Hook was commissioned by my group, ensemblebash, for our inaugural gig at the Purcell Room on London’s South Bank in January 1992. We loved his style and felt his jaggedly rhythmic music would fit perfectly with what we were trying to do with ensemblebash.

This was typical Fitkin music – clean, lean, muscular and driving. At the opening, after four bars of loud, brutalist drumming, the four marimba players play a long complex rhythmical figure in unison. This is visually exciting as well – four pairs of arms moving in exactly the same way. From then on, ‘Hook’ is driven along by rototom semiquavers, pedal bass drum and a bubbling bassline.

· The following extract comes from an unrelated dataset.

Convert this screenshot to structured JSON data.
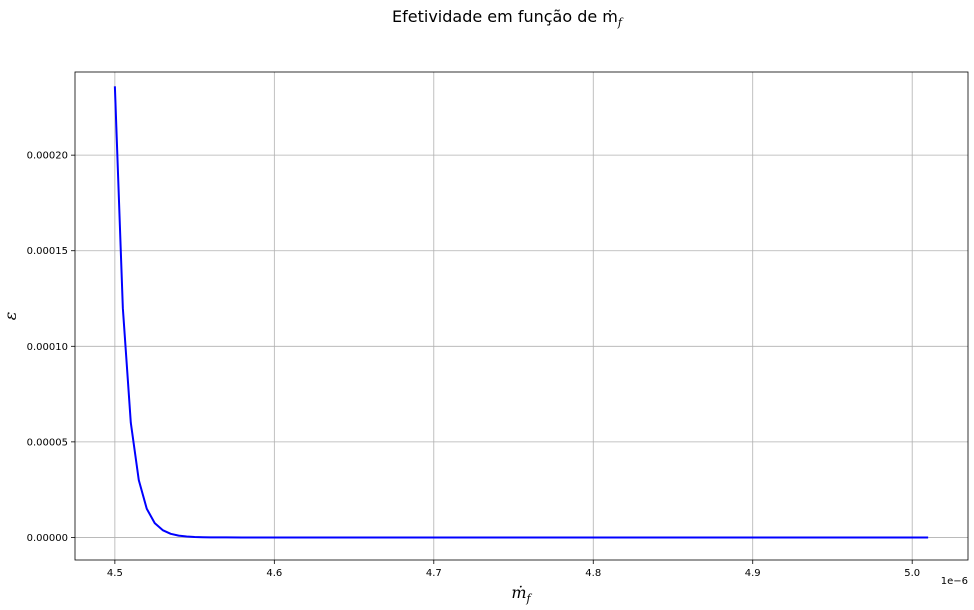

Stretches of the music are written like computer sequenced keyboard parts but then broken up by a surprise bar or two – before the players can resume their angular riffing. Occasionally, there is an unexpected lurching key change which hangs around for a while before the music returns to where it came from.

Hook ends with the same material as the beginning. This time though it has the addition of thumping pedal bass drums and the clattering rototoms, tightening the piece even more. The splash cymbal also lunges and spits on unexpected semiquavers. It ends suddenly – as if it’s a machine that’s suddenly had its plug pulled out of the wall.